Nicholas Roerich (1874 St Petersburg-1947 Nagar India) was the teacher of a British American named Ralph Houstin, whom I followed during my Buddhist years. He was a noted as a proponent of peace, painter, writer, archaeologist, and a theosophist. He was born to a well-to-do family, and graduated from both art and law school. He directed Imperial Society for the Encouragement of the Arts, from 1906 to 1917. He was President of the “World of Art” society from 1910 to 1916. Later he earned nominations for the Nobel Peace Prize long list, and the Roerich Pact was signed by the United States in April 1935. Formally entitled the Treaty on the Protection of Artistic and Scientific Institutions and Historic Monuments, it commits signatories to the preservation of cultural heritage in time of war.
Nicolas also was a stage designer. Diaghilev’s “Ballet Russes”, Borodin’s “Prince Igor,” and Stravinsky’s magnificent “Rite of Spring ” (both costumes and set) are on his list of credits.
Roerich engaged in a number of expeditions in Asia, and at one point was detained by the government for five months in Tibet under harsh winter conditions. I read his account in a book called, “Altai Himalya.” His purposes appear to have been archaeological but he asked for and received support from the Bolshevik government, promising to keep on eye on the British. He resided in the U.S. in the run up to WWII, becoming close to Henry Wallace, V.P. under Roosevelt and later a presidential candidate, who was a fan of both Roerich and his wife Helena, whose letters were published.
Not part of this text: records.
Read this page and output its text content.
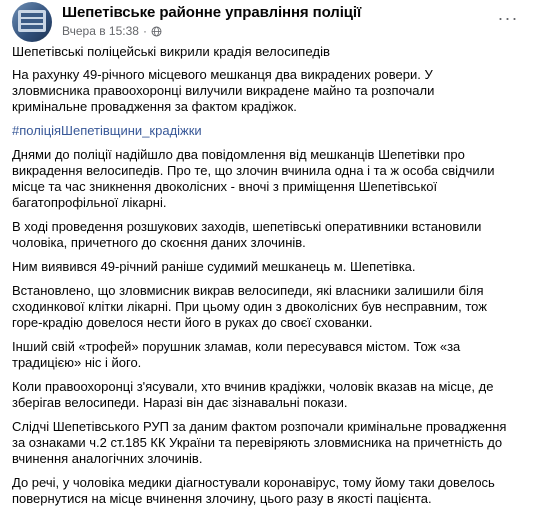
Шепетівське районне управління поліції
Вчера в 15:38 ·
···

Шепетівські поліцейські викрили крадія велосипедів

На рахунку 49-річного місцевого мешканця два викрадених ровери. У зловмисника правоохоронці вилучили викрадене майно та розпочали кримінальне провадження за фактом крадіжок.

#поліціяШепетівщини_крадіжки

Днями до поліції надійшло два повідомлення від мешканців Шепетівки про викрадення велосипедів. Про те, що злочин вчинила одна і та ж особа свідчили місце та час зникнення двоколісних - вночі з приміщення Шепетівської багатопрофільної лікарні.

В ході проведення розшукових заходів, шепетівські оперативники встановили чоловіка, причетного до скоєння даних злочинів.

Ним виявився 49-річний раніше судимий мешканець м. Шепетівка.

Встановлено, що зловмисник викрав велосипеди, які власники залишили біля сходинкової клітки лікарні. При цьому один з двоколісних був несправним, тож горе-крадію довелося нести його в руках до своєї схованки.

Інший свій «трофей» порушник зламав, коли пересувався містом. Тож «за традицією» ніс і його.

Коли правоохоронці з'ясували, хто вчинив крадіжки, чоловік вказав на місце, де зберігав велосипеди. Наразі він дає зізнавальні покази.

Слідчі Шепетівського РУП за даним фактом розпочали кримінальне провадження за ознаками ч.2 ст.185 КК України та перевіряють зловмисника на причетність до вчинення аналогічних злочинів.

До речі, у чоловіка медики діагностували коронавірус, тому йому таки довелось повернутися на місце вчинення злочину, цього разу в якості пацієнта.
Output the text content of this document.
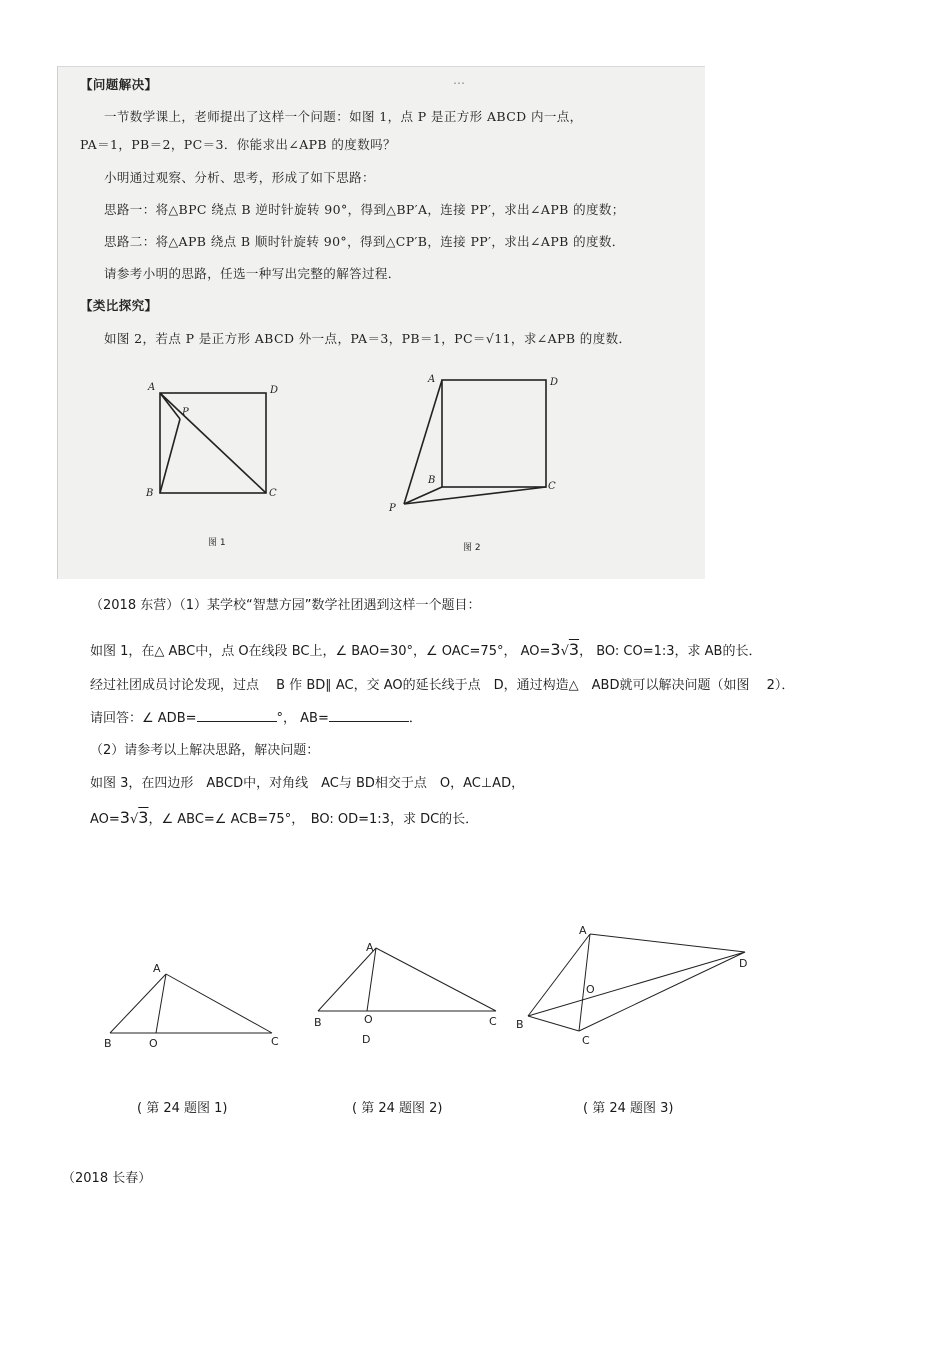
…
【问题解决】
一节数学课上，老师提出了这样一个问题：如图 1，点 P 是正方形 ABCD 内一点，
PA＝1，PB＝2，PC＝3．你能求出∠APB 的度数吗？
小明通过观察、分析、思考，形成了如下思路：
思路一：将△BPC 绕点 B 逆时针旋转 90°，得到△BP′A，连接 PP′，求出∠APB 的度数；
思路二：将△APB 绕点 B 顺时针旋转 90°，得到△CP′B，连接 PP′，求出∠APB 的度数．
请参考小明的思路，任选一种写出完整的解答过程．
【类比探究】
如图 2，若点 P 是正方形 ABCD 外一点，PA＝3，PB＝1，PC＝√11，求∠APB 的度数．
A	D
P
B	C
图 1
A	D
B
C
P
图 2
（2018 东营）（1）某学校“智慧方园”数学社团遇到这样一个题目：
如图 1，在△ ABC中，点 O在线段 BC上，∠ BAO=30°，∠ OAC=75°， AO=3√3， BO: CO=1:3，求 AB的长．
经过社团成员讨论发现，过点　 B 作 BD∥ AC，交 AO的延长线于点　D，通过构造△　ABD就可以解决问题（如图　 2）．
请回答：∠ ADB=	°， AB=	．
（2）请参考以上解决思路，解决问题：
如图 3，在四边形　ABCD中，对角线　AC与 BD相交于点　O，AC⊥AD，
AO=3√3，∠ ABC=∠ ACB=75°，　BO: OD=1:3，求 DC的长．
A
B	O	C
A
B	O	C
D
A
D
O
B
C
( 第 24 题图 1)	( 第 24 题图 2)	( 第 24 题图 3)
（2018 长春）
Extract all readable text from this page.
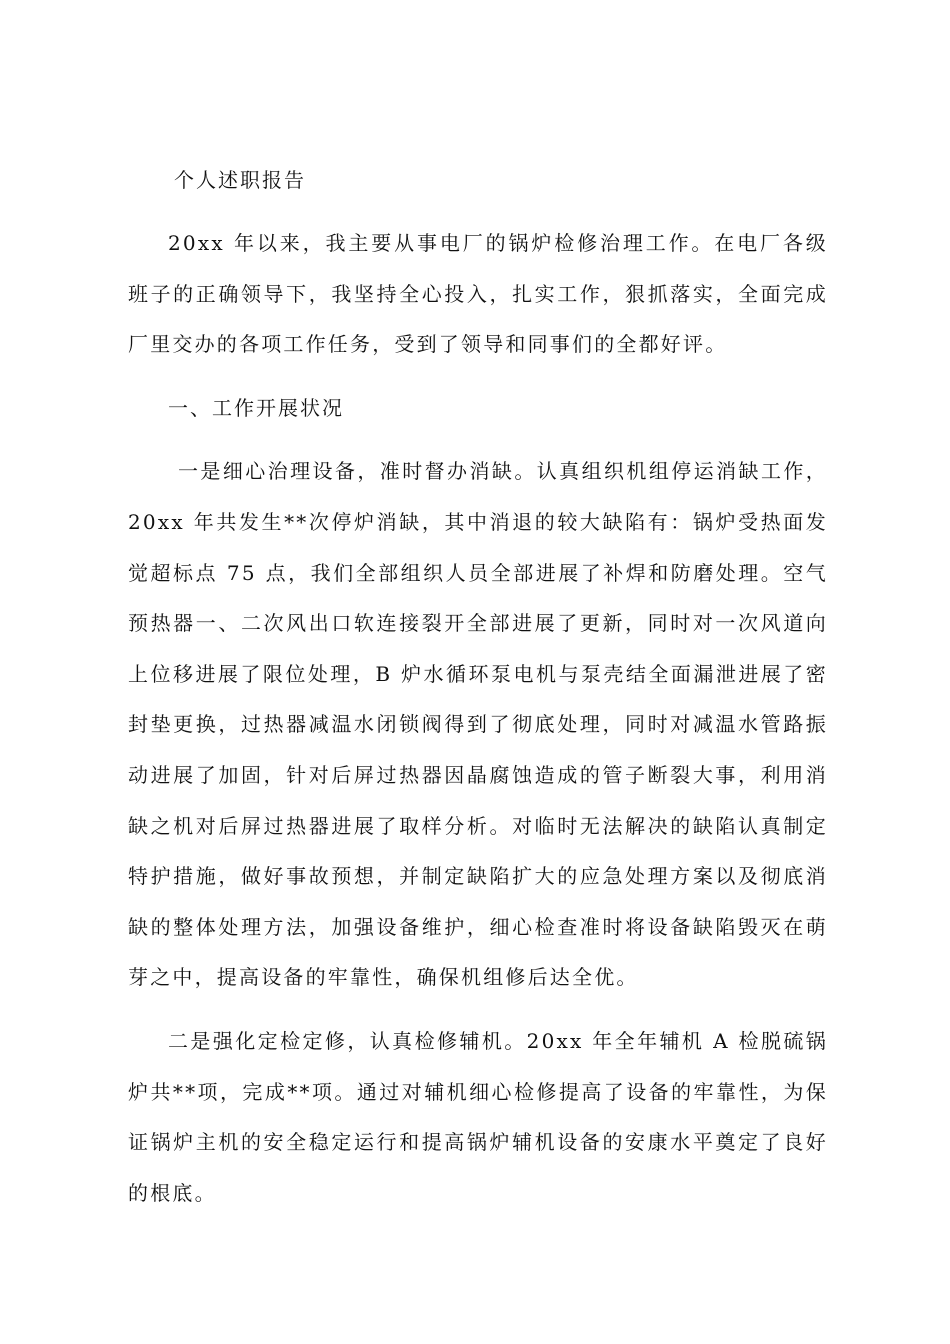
个人述职报告

20xx 年以来，我主要从事电厂的锅炉检修治理工作。在电厂各级班子的正确领导下，我坚持全心投入，扎实工作，狠抓落实，全面完成厂里交办的各项工作任务，受到了领导和同事们的全都好评。

一、工作开展状况

一是细心治理设备，准时督办消缺。认真组织机组停运消缺工作，20xx 年共发生**次停炉消缺，其中消退的较大缺陷有：锅炉受热面发觉超标点 75 点，我们全部组织人员全部进展了补焊和防磨处理。空气预热器一、二次风出口软连接裂开全部进展了更新，同时对一次风道向上位移进展了限位处理，B 炉水循环泵电机与泵壳结全面漏泄进展了密封垫更换，过热器减温水闭锁阀得到了彻底处理，同时对减温水管路振动进展了加固，针对后屏过热器因晶腐蚀造成的管子断裂大事，利用消缺之机对后屏过热器进展了取样分析。对临时无法解决的缺陷认真制定特护措施，做好事故预想，并制定缺陷扩大的应急处理方案以及彻底消缺的整体处理方法，加强设备维护，细心检查准时将设备缺陷毁灭在萌芽之中，提高设备的牢靠性，确保机组修后达全优。

二是强化定检定修，认真检修辅机。20xx 年全年辅机 A 检脱硫锅炉共**项，完成**项。通过对辅机细心检修提高了设备的牢靠性，为保证锅炉主机的安全稳定运行和提高锅炉辅机设备的安康水平奠定了良好的根底。
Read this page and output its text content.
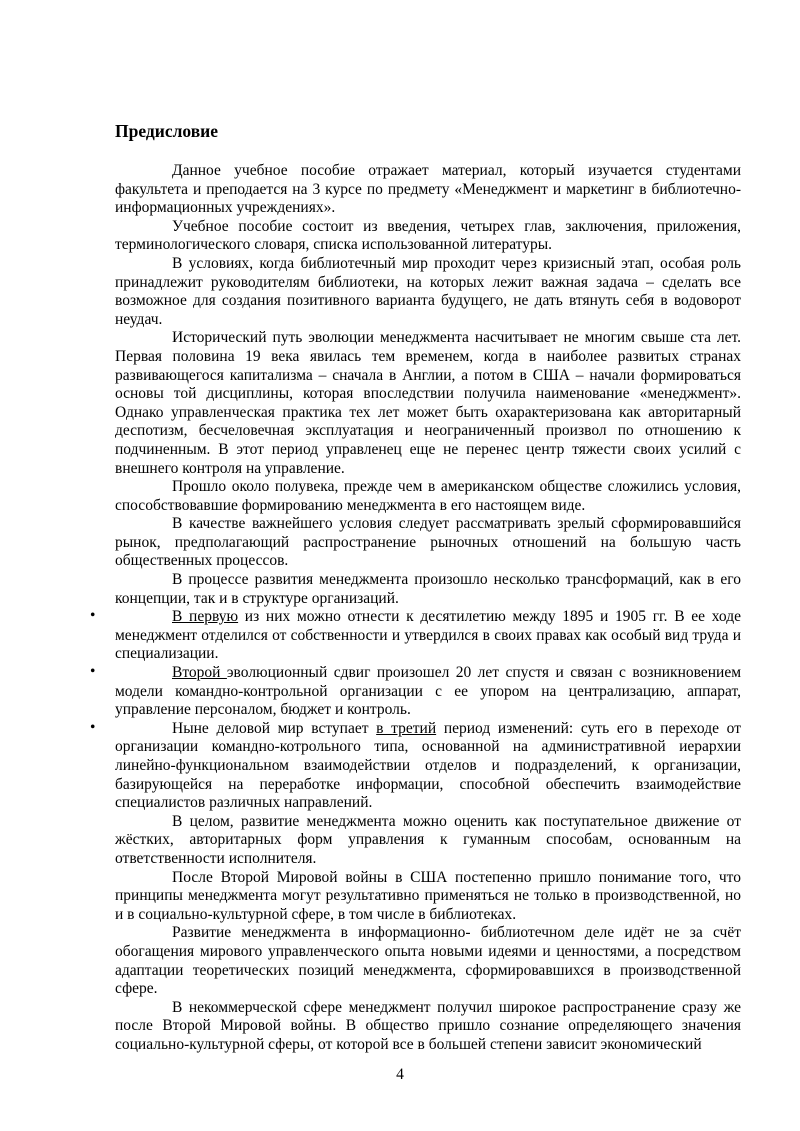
Предисловие

Данное учебное пособие отражает материал, который изучается студентами факультета и преподается на 3 курсе по предмету «Менеджмент и маркетинг в библиотечно-информационных учреждениях».

Учебное пособие состоит из введения, четырех глав, заключения, приложения, терминологического словаря, списка использованной литературы.

В условиях, когда библиотечный мир проходит через кризисный этап, особая роль принадлежит руководителям библиотеки, на которых лежит важная задача – сделать все возможное для создания позитивного варианта будущего, не дать втянуть себя в водоворот неудач.

Исторический путь эволюции менеджмента насчитывает не многим свыше ста лет. Первая половина 19 века явилась тем временем, когда в наиболее развитых странах развивающегося капитализма – сначала в Англии, а потом в США – начали формироваться основы той дисциплины, которая впоследствии получила наименование «менеджмент». Однако управленческая практика тех лет может быть охарактеризована как авторитарный деспотизм, бесчеловечная эксплуатация и неограниченный произвол по отношению к подчиненным. В этот период управленец еще не перенес центр тяжести своих усилий с внешнего контроля на управление.

Прошло около полувека, прежде чем в американском обществе сложились условия, способствовавшие формированию менеджмента в его настоящем виде.

В качестве важнейшего условия следует рассматривать зрелый сформировавшийся рынок, предполагающий распространение рыночных отношений на большую часть общественных процессов.

В процессе развития менеджмента произошло несколько трансформаций, как в его концепции, так и в структуре организаций.

•	В первую из них можно отнести к десятилетию между 1895 и 1905 гг. В ее ходе менеджмент отделился от собственности и утвердился в своих правах как особый вид труда и специализации.

•	Второй эволюционный сдвиг произошел 20 лет спустя и связан с возникновением модели командно-контрольной организации с ее упором на централизацию, аппарат, управление персоналом, бюджет и контроль.

•	Ныне деловой мир вступает в третий период изменений: суть его в переходе от организации командно-котрольного типа, основанной на административной иерархии линейно-функциональном взаимодействии отделов и подразделений, к организации, базирующейся на переработке информации, способной обеспечить взаимодействие специалистов различных направлений.

В целом, развитие менеджмента можно оценить как поступательное движение от жёстких, авторитарных форм управления к гуманным способам, основанным на ответственности исполнителя.

После Второй Мировой войны в США постепенно пришло понимание того, что принципы менеджмента могут результативно применяться не только в производственной, но и в социально-культурной сфере, в том числе в библиотеках.

Развитие менеджмента в информационно- библиотечном деле идёт не за счёт обогащения мирового управленческого опыта новыми идеями и ценностями, а посредством адаптации теоретических позиций менеджмента, сформировавшихся в производственной сфере.

В некоммерческой сфере менеджмент получил широкое распространение сразу же после Второй Мировой войны. В общество пришло сознание определяющего значения социально-культурной сферы, от которой все в большей степени зависит экономический

4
The Nicholas Roerich Museum in New York City is a major repository of his c work. Roerich societies continue to promote his mystical teachings.
His paintings are in the Roerich Musem, the Department of the State Museum of Oriental Arts in Moscow, the Roerich Museum at the International Centre in Moscow and the the Russian State Museum in Saint Petersburg, Russia. There is a collection in the Tretyakov Gallery in Moscow, in the Art Museum in Novosibirsk, Russia, the National Gallery for Foreign Art in Sofia, Bulgaria, the Art Museum in Nizhny Novgorod Russia, the National Museum of Serbia, the Roerich Hall Estate in Naggar, India, the Sree Chitra Art Gallery, Thiruvananthapuram, India; and several of his larger works in The Latvian National Museum of Art. I did the drawing you see here at the Borsa Museum in Riga, Latvia, at a temporary exhibit of this work.
In June 2013 his Madonna Laboris sold at auction £7,881,250, the highest price ever for Russian art at auction. This piece, like so many, are in a dreamy purple haze with strong religious overtones.